Madde 10. Adliye, Bulgar Millet Meclisi’nce çıkarılan Bulgar yasalarına göre adalet dağıtacaktır…
Madde 11. Bulgar Krallığı’nın kendine özgü bir ordusu bulunacaktır. Ordu komutanları, papazları gibi Bulgarlardan olacaktır. Sancaklarının bir yüzünde Osmanlı İmparatorluk arması, öteki yüzünde de Bulgaristan’ın arması olan aslan resmi bulunacaktır. Harekâtı, yalnız Avrupa ile sınırlı olacaktır.

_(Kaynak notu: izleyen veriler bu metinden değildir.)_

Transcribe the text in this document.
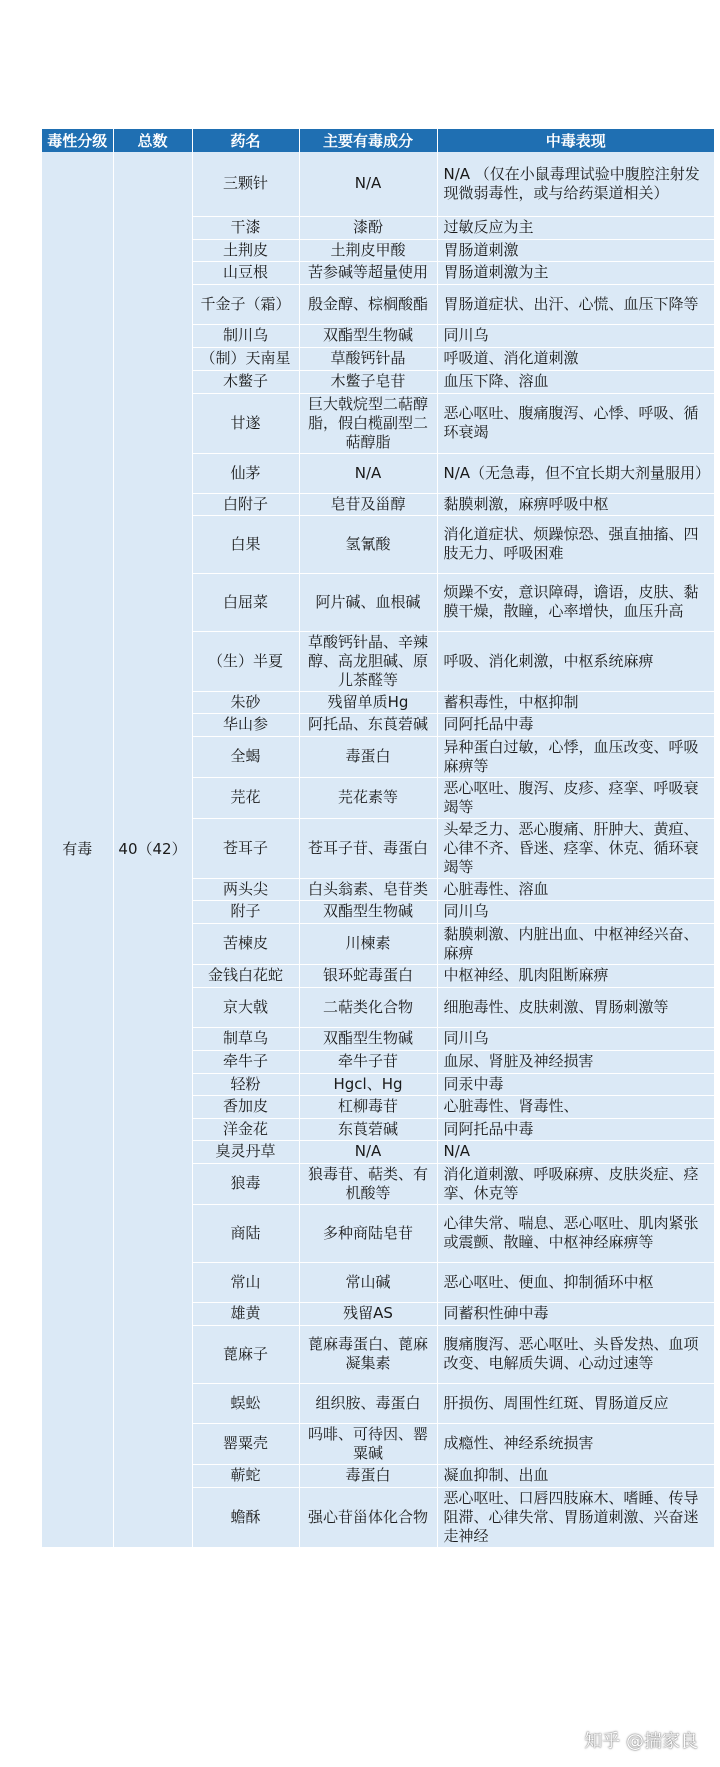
毒性分级	总数	药名	主要有毒成分	中毒表现
有毒	40（42）	三颗针	N/A	N/A （仅在小鼠毒理试验中腹腔注射发现微弱毒性，或与给药渠道相关）
		干漆	漆酚	过敏反应为主
		土荆皮	土荆皮甲酸	胃肠道刺激
		山豆根	苦参碱等超量使用	胃肠道刺激为主
		千金子（霜）	殷金醇、棕榈酸酯	胃肠道症状、出汗、心慌、血压下降等
		制川乌	双酯型生物碱	同川乌
		（制）天南星	草酸钙针晶	呼吸道、消化道刺激
		木鳖子	木鳖子皂苷	血压下降、溶血
		甘遂	巨大戟烷型二萜醇脂，假白榄副型二萜醇脂	恶心呕吐、腹痛腹泻、心悸、呼吸、循环衰竭
		仙茅	N/A	N/A（无急毒，但不宜长期大剂量服用）
		白附子	皂苷及甾醇	黏膜刺激，麻痹呼吸中枢
		白果	氢氰酸	消化道症状、烦躁惊恐、强直抽搐、四肢无力、呼吸困难
		白屈菜	阿片碱、血根碱	烦躁不安，意识障碍，谵语，皮肤、黏膜干燥，散瞳，心率增快，血压升高
		（生）半夏	草酸钙针晶、辛辣醇、高龙胆碱、原儿茶醛等	呼吸、消化刺激，中枢系统麻痹
		朱砂	残留单质Hg	蓄积毒性，中枢抑制
		华山参	阿托品、东莨菪碱	同阿托品中毒
		全蝎	毒蛋白	异种蛋白过敏，心悸，血压改变、呼吸麻痹等
		芫花	芫花素等	恶心呕吐、腹泻、皮疹、痉挛、呼吸衰竭等
		苍耳子	苍耳子苷、毒蛋白	头晕乏力、恶心腹痛、肝肿大、黄疸、心律不齐、昏迷、痉挛、休克、循环衰竭等
		两头尖	白头翁素、皂苷类	心脏毒性、溶血
		附子	双酯型生物碱	同川乌
		苦楝皮	川楝素	黏膜刺激、内脏出血、中枢神经兴奋、麻痹
		金钱白花蛇	银环蛇毒蛋白	中枢神经、肌肉阻断麻痹
		京大戟	二萜类化合物	细胞毒性、皮肤刺激、胃肠刺激等
		制草乌	双酯型生物碱	同川乌
		牵牛子	牵牛子苷	血尿、肾脏及神经损害
		轻粉	Hgcl、Hg	同汞中毒
		香加皮	杠柳毒苷	心脏毒性、肾毒性、
		洋金花	东莨菪碱	同阿托品中毒
		臭灵丹草	N/A	N/A
		狼毒	狼毒苷、萜类、有机酸等	消化道刺激、呼吸麻痹、皮肤炎症、痉挛、休克等
		商陆	多种商陆皂苷	心律失常、喘息、恶心呕吐、肌肉紧张或震颤、散瞳、中枢神经麻痹等
		常山	常山碱	恶心呕吐、便血、抑制循环中枢
		雄黄	残留AS	同蓄积性砷中毒
		蓖麻子	蓖麻毒蛋白、蓖麻凝集素	腹痛腹泻、恶心呕吐、头昏发热、血项改变、电解质失调、心动过速等
		蜈蚣	组织胺、毒蛋白	肝损伤、周围性红斑、胃肠道反应
		罂粟壳	吗啡、可待因、罂粟碱	成瘾性、神经系统损害
		蕲蛇	毒蛋白	凝血抑制、出血
		蟾酥	强心苷甾体化合物	恶心呕吐、口唇四肢麻木、嗜睡、传导阻滞、心律失常、胃肠道刺激、兴奋迷走神经
知乎 @揣家良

Madde 12. Bulgar Krallığı’nın imparatorluğa yıllık olarak ödeyeceği bir vergi miktarı belirlenecektir…
Madde 13. Bulgarca, krallığın resmi dili olmalıdır.
Madde 14. Her türlü medeni ve siyasal özgürlük, güvence altına alınmalıdır…
Madde 15. Kent ve köy belediyelerinin, özel bir yasaya göre, yönetim makamlarından bağımsız olarak işleri görebilmeleri için, kendi kurulları ve meclisleri olmalıdır.
Daha sonra, Bulgar kilisesi konusundaki maddelere geçilir.
Muhtıra’nın son bölümündeki ilginç düşüncelerden biri de şudur: “Bu yeni politikanın ilk adımı olarak, sizden bütün siyasal suçlular, tüm kaçaklar ve sürgünler için genel af rica ediyoruz.”
İkinci Muhtıra’yı başka bir yazıda özetlemek isteriz.